Says Jovou Toriano Lennon from Hackney, “Everyone’s got a lot of stories to bring to the piece. We’re showing the reality of it, we’re showing it from different perspectives, from the criminal’s point of view, a victim’s point of view, the mother’s, sister’s, brother’s, and police point of view.”

Ashden Oke, a member of the cast from Hackney, plays with philosopher Michel Foucault’s original idea of ‘panopticism’ as ubiquitous surveillance.

“We are constantly being watched, whether this is by friends, family, acquaintances, the police or being caught on film by CCTV or the media,” he says.

Ashden sees hierarchy and control as simple facts to be acknowledged. What is important, he states, is to show the relationships between “police officers, mums and dads, older sisters, people with authority and the kids themselves that make up the back-story to gun and knife crime”.

Power-holders are in control of the social order, to some extent, and this power can control other individual’s actions.
Media coverage affects how gun and knife crime is perceived too.

“Most of the stuff that happens on the streets is not in the newspapers, on the radio, on the internet,” Ashden tells me. News stories don’t always provide the context of the culture in which these crimes take place.

“Sometimes they broadcast just one side of the gun and knife crime situation, so there could be a back-story but they don’t know.

“The thing with gun and knife crime is you don’t have to do it yourself to be involved.”

Ashden confides a part of his own background when he says, “I’ve lived in Hackney since I was two. I know a lot of people who are still trapped within gun and knife crime. I already know what it’s like out there.”

Young people from nine different boroughs, many of them with direct experience of gun and knife crime, have come together to share their experiences and perform them as a collaborative and improvised piece.

The play explores how one boy’s actions at Notting Hill Carnival affect a group of nine friends’ lives within the mix. What happened before each individual ended up in the carnival and the whole incident occurred?

The play reveals this particular story and takes a look at the wide range of relationships that are brought into conflict through this incident.

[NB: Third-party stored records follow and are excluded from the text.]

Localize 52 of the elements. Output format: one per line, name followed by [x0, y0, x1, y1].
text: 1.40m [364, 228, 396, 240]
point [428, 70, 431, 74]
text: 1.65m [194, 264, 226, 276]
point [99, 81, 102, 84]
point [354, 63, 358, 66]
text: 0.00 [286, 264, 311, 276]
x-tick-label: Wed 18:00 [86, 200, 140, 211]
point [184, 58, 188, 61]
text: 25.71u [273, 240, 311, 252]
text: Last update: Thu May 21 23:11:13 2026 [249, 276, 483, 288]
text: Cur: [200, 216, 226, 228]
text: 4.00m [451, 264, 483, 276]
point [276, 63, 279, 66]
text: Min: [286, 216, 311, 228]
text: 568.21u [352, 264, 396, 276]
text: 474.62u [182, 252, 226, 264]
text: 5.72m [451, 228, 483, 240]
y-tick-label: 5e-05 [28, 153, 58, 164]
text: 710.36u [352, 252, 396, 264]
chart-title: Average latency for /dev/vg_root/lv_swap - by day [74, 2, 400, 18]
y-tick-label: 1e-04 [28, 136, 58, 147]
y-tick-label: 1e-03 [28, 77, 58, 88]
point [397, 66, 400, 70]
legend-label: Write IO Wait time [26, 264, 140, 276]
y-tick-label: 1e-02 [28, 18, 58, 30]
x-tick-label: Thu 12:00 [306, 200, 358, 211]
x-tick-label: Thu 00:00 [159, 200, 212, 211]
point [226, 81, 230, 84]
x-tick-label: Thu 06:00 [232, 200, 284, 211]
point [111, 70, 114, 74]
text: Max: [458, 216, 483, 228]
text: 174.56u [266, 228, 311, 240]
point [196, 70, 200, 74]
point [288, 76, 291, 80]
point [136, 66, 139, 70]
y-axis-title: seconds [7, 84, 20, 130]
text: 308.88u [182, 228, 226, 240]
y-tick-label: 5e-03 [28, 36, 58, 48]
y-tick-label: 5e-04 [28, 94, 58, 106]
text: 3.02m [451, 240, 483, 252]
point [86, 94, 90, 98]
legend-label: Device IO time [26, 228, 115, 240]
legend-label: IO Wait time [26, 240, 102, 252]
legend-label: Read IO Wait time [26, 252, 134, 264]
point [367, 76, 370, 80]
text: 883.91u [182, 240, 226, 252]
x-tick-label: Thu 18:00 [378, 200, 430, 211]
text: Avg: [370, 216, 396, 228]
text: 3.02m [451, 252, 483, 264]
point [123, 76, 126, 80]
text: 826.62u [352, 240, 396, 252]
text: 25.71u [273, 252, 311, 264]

Panopticism explores how far back this choice goes and how many people are caught up in the cross-fire. The result is an attention-grabbing and thought-provoking journey through the different relationships that are thrown into conflict because of one boy’s actions.

Taitte explains that he wanted to challenge the actors, to give them a basic idea to work with and allow them to feel their way into the scenes. The cast feel that the play’s unscripted nature means that they can react honestly to the situations they are presented with.

Although the cast have a shared desire to make change, they do not pretend to have all the answers. Instead, they raise questions by presenting a narrative that moves through extreme tension and emotion in a subtle and engaging way.

Panopticism is coming to schools and community centres in Hackney in December. It will also be running for two nights at the Hackney Empire on 8 and 9 December.